- Born: 1872 Narni, Umbria, Italy
- Died: 1963
- Citizenship: Italian
- Known for: Dorello's canal

= Primo Dorello =

Italian anatomist

Primo Dorello (1872–1963) was an Italian anatomist. He is best known for identifying Dorello's canal.

== Personal life ==
Dorello was born in 1872 in Narni, Umbria. Dorello studied medicine at the University of Rome in 1897. He also had an interest in photography, particularly of Italian architecture. He died in 1963.

== Career ==
He later became an assistant professor at the University of Rome until 1922. He later went on to become the chair of human anatomy at the University of Perugia, a position he held for 20 years between 1926 and 1946. He remained an emeritus professor during retirement.

Dorello performed dissections of the previously-discovered Gruber ligament.
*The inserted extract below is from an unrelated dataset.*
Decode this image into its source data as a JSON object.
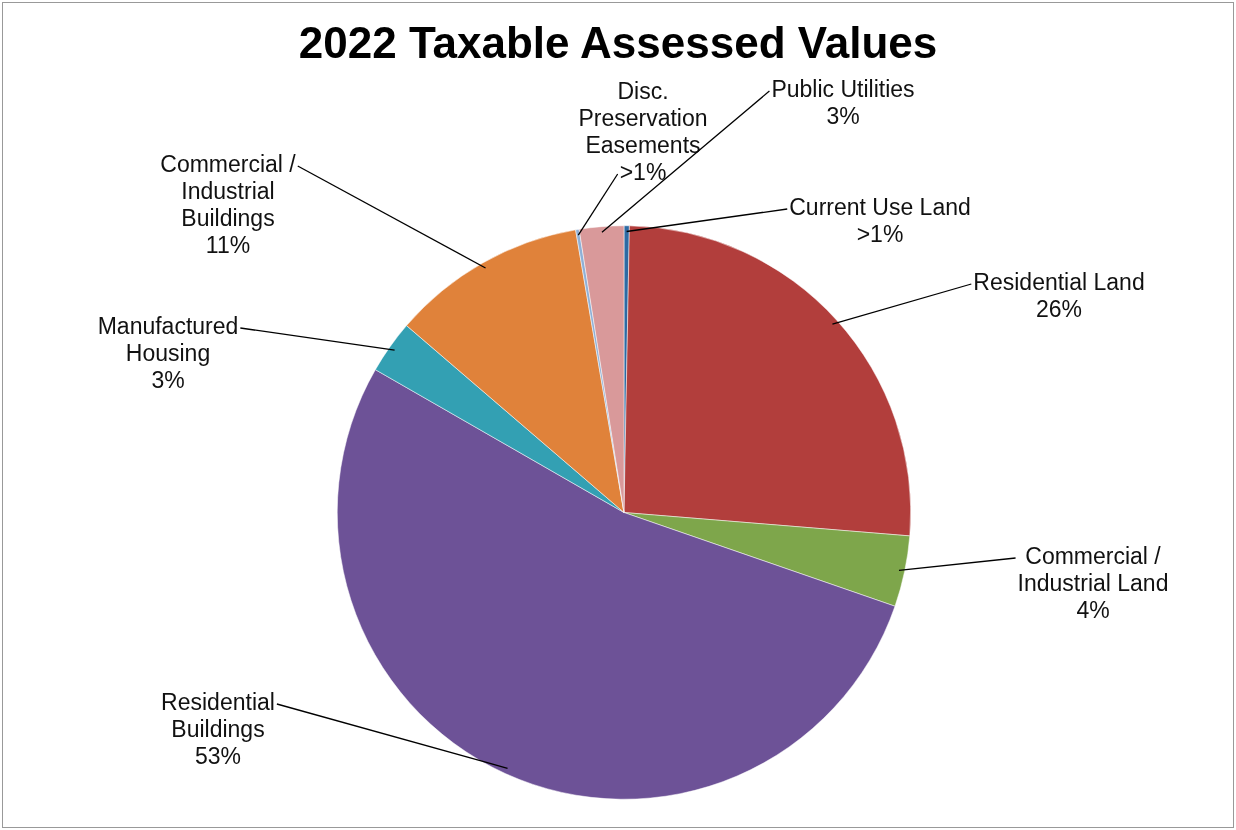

These began in 1905. Beneath the Gruber ligament, he identified Dorello's canal. This contains the abducens nerve (CN VI) and the inferior petrosal sinus. His identification was confirmed years layer. He theorised possible diseases associated with Dorello's canal, including entrapment of the abducens nerve due to inflammation.

== Awards and recognitions ==
Dorello worked on anatomy topics in the Treccani Encyclopaedia. In 1939, he was nominated for the Nobel Prize in Physiology or Medicine. He also nominated four scientists for the prize.